11. En troisième lieu, si M. A… soutient que les décisions contestées sont discriminatoires dans la mesure où son incapacité à augmenter ses revenus résulte de son âge et de son état de santé, la condition de ressources exigée de tous les étrangers demandant à bénéficier du regroupement familial n’a toutefois pas pour effet de créer une discrimination au détriment des étrangers âgés ou malades, mais a pour objet de permettre de garantir un accueil décent aux personnes désireuses de s’installer en France au titre du regroupement familial. Il revient ainsi au préfet d’apprécier la situation personnelle et familiale du demandeur pour décider, le cas échéant, de satisfaire à la demande dont il est saisi alors même que la condition de ressources exigée ne serait pas remplie. Par ailleurs la différence de traitement résultant des dispositions précitées pour les étrangers placés en situation de handicap pour lesquels la loi autorise la prise en compte des ressources telles que l’allocation adulte handicapé résulte d’une différence de situation. Les seuls circonstances que le requérant serait âgé et ne pourrait plus travailler en raison tant de son âge que de son état de santé ne sauraient lui permettre de se soustraire à la condition de ressources posée par l’article L. 426-17 du code de l’entrée et du séjour des étrangers et du droit d’asile ou à contraindre l’administration à apprécier sa situation dans des conditions différentes de celles qui s’appliquent aux étrangers qui, pour d’autres motifs indépendants de leur volonté, disposent également de ressources inférieures au salaire minimum de croissance et ne saurait, par suite être constitutive d’une discrimination au sens des dispositions combinées de l’article 8 et 14 de la convention européenne de sauvegarde des droits de l’homme et des libertés fondamentales
12. En quatrième lieu, M. A… a épousé récemment Mme D…, avec laquelle il n’a pas eu d’enfant. Si cette dernière a de la famille en France, il n’apporte aucun élément de nature à démontrer que le refus de regroupement familial au bénéfice de celle-ci porterait une atteinte excessive à leur droit de mener une vie familiale normale.
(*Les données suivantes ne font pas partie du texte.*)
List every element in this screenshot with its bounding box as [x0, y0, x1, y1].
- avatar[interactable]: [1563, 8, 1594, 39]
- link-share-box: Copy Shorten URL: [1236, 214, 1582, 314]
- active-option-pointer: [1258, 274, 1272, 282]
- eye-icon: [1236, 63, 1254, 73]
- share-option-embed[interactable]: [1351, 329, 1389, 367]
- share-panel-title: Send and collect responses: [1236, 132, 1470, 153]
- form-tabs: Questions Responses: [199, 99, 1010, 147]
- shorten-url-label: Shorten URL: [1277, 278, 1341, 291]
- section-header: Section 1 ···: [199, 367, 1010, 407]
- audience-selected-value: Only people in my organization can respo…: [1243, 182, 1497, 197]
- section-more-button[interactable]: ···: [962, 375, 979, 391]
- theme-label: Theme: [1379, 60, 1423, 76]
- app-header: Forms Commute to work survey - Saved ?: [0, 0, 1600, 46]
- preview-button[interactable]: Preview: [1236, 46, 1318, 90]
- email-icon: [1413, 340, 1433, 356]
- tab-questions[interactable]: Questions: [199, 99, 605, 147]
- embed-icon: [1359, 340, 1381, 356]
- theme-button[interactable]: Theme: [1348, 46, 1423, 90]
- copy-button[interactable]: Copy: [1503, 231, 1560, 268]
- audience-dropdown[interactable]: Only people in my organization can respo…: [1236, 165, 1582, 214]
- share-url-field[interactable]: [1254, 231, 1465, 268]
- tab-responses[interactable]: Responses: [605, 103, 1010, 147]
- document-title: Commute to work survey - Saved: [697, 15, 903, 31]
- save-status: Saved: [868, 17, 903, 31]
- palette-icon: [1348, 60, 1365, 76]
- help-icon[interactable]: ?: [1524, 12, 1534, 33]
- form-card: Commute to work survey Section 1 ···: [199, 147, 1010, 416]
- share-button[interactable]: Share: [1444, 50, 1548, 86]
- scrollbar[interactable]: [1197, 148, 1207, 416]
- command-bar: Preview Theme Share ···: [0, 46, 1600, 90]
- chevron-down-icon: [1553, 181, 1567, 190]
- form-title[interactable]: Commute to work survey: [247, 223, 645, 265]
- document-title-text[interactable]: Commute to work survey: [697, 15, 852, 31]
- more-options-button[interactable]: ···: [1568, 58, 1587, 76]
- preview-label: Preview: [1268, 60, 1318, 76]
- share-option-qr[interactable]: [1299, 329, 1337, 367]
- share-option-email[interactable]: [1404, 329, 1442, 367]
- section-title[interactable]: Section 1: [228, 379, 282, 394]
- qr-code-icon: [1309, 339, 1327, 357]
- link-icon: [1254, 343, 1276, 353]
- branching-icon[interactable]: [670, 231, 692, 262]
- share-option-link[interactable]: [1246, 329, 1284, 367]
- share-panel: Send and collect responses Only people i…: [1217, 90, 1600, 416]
Dans ces conditions, en refusant de faire droit à la demande de regroupement familial présentée par le requérant, le préfet de la Haute-Garonne n’a pas méconnu les stipulations précitées de l’article 8 de la convention européenne de sauvegarde des droits de l’homme et des libertés fondamentales.
13. Il résulte de tout ce qui précède que M. A… n’est pas fondé à demander l’annulation de la décision du 2 janvier 2024. Sa requête doit donc être rejetée, y compris ses conclusions à fin d’injonction et celles présentées au titre des frais liés au litige.
D E C I D E :
Article 1er : La requête de M. A… est rejetée.
Article 2 : Le présent jugement sera notifié à M. B… A…, au préfet de la Haute-Garonne et à Me Sadek.
Délibéré après l’audience du 18 décembre 2025, à laquelle siégeaient :
M. Grimaud, président,
Mme Bouisset, première conseillère,
Mme Lequeux, conseillère.
Rendu public par mise à disposition au greffe le 8 janvier 2026.
La rapporteure,
A. LEQUEUX
Le président,
P. GRIMAUD
La greffière,
M.-E. LATIF
La République mande et ordonne au préfet de la Haute-Garonne en ce qui le concerne, ou à tous commissaires de justice à ce requis en ce qui concerne les voies de droit commun contre les parties privées, de pourvoir à l’exécution de la présente décision.